Question: I find it difficult to observe the third precept of abstaining from sexual misconduct. I tend to have sexual thoughts of others besides my spouse. Please advise as to what I should do. I understand there is no quick fix formula, so is there a way to gradually overcome it?
Answer: Are the ‘others’ real people you know in person?
Question: Yes, there is one who expressed interest, but I had stayed away.
Answer: This reply might be a little generic as am not sure of the details… Do stay away from such persons, especially if you already feel tempted. Draw the line at friendship and keep away from being too physically close. Often, willing third parties are not honourable, for the simple fact that they are also willing family-wreckers, especially if they too are already married. Even if this is not their direct intention, they surely know the possible results. Having an affair is not worth the guilt and hurt it causes to yourself and your family. If there is genuine love, there should be proper discussion and divorce, before doing anything regrettable in the heat of the moment.
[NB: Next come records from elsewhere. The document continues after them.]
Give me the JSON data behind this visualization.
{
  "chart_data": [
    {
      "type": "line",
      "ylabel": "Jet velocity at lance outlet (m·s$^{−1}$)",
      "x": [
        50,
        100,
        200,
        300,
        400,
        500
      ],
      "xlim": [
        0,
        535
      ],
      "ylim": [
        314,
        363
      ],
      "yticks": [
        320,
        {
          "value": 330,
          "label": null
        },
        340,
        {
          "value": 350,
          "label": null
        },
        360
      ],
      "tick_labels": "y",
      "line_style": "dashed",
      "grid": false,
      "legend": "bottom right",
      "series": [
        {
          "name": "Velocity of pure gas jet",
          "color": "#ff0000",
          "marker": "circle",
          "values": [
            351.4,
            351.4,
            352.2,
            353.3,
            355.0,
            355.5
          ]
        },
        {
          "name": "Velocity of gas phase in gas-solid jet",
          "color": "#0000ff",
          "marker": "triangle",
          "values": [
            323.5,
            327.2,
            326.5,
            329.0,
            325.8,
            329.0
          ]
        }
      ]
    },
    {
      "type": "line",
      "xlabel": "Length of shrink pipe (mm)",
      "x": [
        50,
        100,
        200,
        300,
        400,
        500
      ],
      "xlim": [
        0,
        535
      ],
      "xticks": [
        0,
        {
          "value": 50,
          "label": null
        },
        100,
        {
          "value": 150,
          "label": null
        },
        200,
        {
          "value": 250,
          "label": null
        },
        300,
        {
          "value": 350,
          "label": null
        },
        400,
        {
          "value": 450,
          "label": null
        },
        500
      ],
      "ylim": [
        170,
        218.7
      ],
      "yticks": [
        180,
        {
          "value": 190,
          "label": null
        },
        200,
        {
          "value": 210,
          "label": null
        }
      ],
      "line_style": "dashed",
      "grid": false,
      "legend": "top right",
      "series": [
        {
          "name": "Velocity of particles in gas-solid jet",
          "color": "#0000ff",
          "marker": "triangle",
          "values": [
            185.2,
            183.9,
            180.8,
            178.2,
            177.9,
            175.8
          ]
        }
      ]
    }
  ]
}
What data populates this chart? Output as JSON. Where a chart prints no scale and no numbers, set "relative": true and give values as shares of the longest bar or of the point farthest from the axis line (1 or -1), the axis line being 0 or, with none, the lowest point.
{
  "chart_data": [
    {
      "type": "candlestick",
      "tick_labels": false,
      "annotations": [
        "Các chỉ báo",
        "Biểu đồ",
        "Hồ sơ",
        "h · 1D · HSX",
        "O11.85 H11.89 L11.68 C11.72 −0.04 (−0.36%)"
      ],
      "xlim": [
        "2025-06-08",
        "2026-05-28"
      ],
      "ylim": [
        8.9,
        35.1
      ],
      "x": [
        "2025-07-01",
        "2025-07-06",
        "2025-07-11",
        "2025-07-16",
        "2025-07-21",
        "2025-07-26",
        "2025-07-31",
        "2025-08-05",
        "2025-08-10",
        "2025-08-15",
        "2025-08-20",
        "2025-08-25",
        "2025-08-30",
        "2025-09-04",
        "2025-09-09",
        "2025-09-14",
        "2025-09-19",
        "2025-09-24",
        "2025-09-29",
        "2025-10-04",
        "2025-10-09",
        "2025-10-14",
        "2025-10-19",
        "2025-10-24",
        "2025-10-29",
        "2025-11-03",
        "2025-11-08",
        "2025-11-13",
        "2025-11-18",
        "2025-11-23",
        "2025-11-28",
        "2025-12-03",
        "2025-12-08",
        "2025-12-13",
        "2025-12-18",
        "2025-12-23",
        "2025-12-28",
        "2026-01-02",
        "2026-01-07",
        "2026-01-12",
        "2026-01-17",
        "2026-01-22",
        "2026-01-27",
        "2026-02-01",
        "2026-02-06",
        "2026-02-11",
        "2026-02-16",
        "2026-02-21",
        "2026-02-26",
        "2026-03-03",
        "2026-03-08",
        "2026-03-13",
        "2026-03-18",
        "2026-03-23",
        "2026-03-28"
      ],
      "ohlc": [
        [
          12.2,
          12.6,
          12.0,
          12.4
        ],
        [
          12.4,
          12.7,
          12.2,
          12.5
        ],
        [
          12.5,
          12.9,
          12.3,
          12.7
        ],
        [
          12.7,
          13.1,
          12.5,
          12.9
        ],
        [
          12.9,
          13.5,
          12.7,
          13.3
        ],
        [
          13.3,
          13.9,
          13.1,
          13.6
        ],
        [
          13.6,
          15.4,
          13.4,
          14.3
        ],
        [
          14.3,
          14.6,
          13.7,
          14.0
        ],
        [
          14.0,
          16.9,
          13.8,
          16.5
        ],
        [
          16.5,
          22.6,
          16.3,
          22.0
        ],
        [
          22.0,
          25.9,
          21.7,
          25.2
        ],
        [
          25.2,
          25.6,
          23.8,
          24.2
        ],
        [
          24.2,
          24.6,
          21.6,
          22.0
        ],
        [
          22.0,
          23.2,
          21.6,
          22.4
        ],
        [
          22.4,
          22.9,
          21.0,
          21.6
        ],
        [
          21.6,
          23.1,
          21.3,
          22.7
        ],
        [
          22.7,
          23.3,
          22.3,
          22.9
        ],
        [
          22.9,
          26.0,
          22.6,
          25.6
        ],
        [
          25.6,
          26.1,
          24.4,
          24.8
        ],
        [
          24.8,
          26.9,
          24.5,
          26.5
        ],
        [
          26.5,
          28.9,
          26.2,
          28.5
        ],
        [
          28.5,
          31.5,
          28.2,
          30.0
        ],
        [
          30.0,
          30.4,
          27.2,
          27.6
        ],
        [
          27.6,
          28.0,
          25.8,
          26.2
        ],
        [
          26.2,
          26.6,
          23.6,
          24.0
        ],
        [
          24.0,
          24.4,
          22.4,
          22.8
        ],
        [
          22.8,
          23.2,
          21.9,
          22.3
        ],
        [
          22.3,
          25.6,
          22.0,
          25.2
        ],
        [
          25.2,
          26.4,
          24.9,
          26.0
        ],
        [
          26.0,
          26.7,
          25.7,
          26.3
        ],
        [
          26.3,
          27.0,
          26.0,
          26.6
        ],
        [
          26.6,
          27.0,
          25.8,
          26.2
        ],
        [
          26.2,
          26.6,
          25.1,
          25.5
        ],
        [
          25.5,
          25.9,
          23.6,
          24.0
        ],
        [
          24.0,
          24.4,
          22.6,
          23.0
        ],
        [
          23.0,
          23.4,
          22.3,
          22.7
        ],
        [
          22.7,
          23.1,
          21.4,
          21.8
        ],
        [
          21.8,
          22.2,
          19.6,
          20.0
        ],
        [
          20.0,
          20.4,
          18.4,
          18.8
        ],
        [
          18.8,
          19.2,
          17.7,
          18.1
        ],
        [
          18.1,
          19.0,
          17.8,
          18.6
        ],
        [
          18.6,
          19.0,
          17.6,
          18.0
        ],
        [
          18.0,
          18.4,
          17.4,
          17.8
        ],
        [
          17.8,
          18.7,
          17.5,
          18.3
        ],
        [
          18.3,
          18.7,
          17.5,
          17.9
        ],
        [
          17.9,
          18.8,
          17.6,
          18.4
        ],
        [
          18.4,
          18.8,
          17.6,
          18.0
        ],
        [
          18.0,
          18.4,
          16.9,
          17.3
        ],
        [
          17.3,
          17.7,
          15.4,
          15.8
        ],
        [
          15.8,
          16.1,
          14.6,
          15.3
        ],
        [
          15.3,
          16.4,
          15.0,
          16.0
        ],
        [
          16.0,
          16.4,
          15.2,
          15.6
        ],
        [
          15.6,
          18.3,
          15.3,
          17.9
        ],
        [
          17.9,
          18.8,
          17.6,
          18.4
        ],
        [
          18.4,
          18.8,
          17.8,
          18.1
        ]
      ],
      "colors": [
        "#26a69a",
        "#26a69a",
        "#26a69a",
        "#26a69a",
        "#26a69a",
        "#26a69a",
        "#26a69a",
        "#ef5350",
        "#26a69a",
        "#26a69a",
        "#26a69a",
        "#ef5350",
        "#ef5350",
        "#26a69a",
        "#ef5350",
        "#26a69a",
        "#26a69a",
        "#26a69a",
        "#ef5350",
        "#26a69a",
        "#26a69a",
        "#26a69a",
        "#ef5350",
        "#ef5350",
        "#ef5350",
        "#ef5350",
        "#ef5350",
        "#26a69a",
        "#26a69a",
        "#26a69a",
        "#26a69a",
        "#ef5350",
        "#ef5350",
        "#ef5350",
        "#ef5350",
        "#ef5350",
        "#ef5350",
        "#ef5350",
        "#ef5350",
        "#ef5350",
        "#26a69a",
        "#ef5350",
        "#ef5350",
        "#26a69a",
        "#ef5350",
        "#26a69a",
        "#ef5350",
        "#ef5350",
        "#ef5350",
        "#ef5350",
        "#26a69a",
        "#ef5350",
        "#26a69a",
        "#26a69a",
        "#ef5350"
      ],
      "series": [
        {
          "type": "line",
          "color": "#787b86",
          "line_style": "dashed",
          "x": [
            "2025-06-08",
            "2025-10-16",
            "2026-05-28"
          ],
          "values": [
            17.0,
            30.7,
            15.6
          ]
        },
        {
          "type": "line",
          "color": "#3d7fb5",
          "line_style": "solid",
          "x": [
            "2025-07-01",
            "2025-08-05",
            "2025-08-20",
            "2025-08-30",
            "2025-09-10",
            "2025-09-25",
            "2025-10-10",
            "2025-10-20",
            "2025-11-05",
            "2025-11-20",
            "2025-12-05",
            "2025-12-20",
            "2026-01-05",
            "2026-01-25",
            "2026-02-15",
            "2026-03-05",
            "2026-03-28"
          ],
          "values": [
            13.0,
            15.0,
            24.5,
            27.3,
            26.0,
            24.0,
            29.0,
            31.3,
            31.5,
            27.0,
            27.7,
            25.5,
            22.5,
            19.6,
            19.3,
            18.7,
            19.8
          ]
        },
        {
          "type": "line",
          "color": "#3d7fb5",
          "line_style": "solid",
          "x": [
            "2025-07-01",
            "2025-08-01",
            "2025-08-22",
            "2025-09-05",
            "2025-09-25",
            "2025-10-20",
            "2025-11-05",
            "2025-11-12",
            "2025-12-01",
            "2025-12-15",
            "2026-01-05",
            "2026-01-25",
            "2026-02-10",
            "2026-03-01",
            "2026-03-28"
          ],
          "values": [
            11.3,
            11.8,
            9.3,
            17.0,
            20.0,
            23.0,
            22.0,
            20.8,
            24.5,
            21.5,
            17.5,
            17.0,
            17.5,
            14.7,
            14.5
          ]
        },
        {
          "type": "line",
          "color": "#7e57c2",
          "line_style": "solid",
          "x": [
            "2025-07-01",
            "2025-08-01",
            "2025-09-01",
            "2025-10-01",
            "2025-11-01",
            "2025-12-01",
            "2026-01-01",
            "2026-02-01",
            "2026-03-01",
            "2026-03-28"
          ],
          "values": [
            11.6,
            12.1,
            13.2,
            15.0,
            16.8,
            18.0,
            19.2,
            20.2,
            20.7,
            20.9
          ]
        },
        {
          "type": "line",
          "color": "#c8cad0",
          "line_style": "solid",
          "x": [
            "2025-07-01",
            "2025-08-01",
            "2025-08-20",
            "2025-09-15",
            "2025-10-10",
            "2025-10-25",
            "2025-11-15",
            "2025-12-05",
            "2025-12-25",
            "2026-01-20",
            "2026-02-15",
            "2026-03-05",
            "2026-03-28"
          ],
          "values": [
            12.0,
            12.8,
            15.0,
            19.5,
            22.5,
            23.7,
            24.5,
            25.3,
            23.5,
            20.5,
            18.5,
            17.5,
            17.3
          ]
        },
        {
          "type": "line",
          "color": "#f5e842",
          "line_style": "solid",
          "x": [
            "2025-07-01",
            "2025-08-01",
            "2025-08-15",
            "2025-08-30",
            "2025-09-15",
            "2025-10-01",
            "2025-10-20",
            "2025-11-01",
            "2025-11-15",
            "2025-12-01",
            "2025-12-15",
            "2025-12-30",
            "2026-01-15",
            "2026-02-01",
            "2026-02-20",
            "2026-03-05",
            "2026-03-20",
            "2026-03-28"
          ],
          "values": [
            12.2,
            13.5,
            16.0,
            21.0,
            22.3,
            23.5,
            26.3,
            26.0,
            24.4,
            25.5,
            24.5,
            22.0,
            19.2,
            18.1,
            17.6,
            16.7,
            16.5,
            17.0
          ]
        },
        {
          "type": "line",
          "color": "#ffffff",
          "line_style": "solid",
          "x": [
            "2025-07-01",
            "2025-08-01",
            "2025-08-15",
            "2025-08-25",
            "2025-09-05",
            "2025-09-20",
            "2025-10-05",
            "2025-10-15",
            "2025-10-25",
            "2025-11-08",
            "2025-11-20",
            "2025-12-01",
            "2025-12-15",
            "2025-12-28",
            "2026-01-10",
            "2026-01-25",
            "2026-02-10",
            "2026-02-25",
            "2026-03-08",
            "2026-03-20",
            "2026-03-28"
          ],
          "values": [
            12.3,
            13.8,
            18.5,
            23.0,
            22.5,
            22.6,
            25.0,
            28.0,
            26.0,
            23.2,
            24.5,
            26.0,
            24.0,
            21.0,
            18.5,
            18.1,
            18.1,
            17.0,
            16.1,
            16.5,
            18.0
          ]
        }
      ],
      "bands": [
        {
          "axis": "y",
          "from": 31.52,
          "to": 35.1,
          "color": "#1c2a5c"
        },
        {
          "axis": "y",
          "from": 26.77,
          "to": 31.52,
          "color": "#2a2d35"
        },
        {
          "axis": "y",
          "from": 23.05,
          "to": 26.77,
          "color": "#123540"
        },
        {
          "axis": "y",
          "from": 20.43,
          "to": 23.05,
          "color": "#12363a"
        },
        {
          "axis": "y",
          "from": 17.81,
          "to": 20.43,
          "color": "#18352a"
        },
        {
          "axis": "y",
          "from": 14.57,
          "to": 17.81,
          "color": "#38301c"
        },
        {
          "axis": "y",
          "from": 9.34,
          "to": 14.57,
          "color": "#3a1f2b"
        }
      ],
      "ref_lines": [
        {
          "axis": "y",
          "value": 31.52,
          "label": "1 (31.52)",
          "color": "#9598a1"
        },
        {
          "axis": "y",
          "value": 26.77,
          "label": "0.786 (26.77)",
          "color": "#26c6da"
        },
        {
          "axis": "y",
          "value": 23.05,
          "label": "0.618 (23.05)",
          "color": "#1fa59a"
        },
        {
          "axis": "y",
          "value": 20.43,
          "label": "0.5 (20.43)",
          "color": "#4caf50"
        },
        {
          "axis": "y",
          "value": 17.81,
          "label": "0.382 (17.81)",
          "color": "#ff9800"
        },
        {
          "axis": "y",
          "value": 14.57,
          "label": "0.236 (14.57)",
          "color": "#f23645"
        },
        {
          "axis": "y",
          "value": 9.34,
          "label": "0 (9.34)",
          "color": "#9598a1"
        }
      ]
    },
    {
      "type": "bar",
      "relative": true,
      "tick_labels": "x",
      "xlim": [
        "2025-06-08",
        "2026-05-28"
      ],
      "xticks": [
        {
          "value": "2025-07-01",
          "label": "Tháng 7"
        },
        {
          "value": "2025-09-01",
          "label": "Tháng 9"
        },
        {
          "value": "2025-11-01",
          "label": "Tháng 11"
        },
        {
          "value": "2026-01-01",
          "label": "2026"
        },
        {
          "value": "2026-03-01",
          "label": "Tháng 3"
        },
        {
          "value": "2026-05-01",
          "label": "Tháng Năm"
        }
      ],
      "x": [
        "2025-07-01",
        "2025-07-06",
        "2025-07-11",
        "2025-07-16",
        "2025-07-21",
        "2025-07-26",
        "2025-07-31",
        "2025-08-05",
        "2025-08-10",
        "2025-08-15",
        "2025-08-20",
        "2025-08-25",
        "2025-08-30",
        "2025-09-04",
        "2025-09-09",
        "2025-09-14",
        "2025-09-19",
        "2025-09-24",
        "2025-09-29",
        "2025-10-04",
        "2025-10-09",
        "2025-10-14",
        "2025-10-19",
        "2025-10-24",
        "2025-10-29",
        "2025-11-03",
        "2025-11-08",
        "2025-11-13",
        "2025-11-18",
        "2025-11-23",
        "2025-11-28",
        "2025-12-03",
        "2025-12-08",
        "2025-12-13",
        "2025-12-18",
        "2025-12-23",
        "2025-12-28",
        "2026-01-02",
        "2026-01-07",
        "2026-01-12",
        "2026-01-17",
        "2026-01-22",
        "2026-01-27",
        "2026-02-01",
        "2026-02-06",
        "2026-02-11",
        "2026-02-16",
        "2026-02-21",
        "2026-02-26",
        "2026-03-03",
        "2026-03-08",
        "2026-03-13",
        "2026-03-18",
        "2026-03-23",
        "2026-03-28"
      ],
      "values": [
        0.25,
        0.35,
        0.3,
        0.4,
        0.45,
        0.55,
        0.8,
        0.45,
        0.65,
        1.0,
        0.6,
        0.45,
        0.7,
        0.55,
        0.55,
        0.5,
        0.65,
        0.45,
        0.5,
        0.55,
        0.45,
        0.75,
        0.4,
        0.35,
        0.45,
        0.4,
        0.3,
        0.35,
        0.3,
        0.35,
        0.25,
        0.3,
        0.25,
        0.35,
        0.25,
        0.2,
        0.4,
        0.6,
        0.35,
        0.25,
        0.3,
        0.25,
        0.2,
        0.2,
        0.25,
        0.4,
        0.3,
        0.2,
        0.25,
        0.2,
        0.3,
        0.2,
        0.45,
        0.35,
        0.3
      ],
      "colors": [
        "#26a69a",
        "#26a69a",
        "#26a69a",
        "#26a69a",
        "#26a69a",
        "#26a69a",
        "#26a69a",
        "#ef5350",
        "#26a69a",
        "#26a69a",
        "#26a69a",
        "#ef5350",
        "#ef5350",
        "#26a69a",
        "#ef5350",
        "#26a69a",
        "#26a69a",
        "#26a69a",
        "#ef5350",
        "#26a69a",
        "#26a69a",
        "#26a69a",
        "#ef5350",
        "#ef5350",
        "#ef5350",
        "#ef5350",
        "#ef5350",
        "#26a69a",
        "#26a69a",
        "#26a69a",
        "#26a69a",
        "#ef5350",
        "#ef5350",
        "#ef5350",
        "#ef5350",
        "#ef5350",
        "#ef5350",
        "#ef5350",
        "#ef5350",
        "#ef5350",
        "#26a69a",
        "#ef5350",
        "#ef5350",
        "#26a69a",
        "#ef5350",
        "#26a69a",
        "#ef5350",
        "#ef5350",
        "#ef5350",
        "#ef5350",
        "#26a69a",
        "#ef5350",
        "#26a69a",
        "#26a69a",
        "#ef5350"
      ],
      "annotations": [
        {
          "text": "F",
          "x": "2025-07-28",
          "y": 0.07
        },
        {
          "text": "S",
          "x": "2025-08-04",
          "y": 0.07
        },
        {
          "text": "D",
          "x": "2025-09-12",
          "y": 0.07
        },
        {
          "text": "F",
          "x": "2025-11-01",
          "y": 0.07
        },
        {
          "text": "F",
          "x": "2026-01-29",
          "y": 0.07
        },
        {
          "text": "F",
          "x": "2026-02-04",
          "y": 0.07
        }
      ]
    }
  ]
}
If you wish to remain loyal to your wife, do spend more time with her to rediscover why she is already good enough. If there is enough understanding, you might even want to share these woes honestly with her. That would be truly forthright, and this can further strengthen your relationship, as she helps you tide over the obstacle. But be sure she is ready though!
Because you can only have one thought in each moment, the direct way to take your mind off the person is to be more mindful of your wife (and kids if any) – in terms of good times you have together, and why you should treasure them now. Regular practice of mindfulness of Buddha’s name (e.g. Amituofo) helps to keep you tuned to naturally observing the precepts well too, as this tune to your pure Buddha-nature while connecting to the Buddha’s blessings.
Question: Thank you for the advice. I will also pray for strength to overcome this.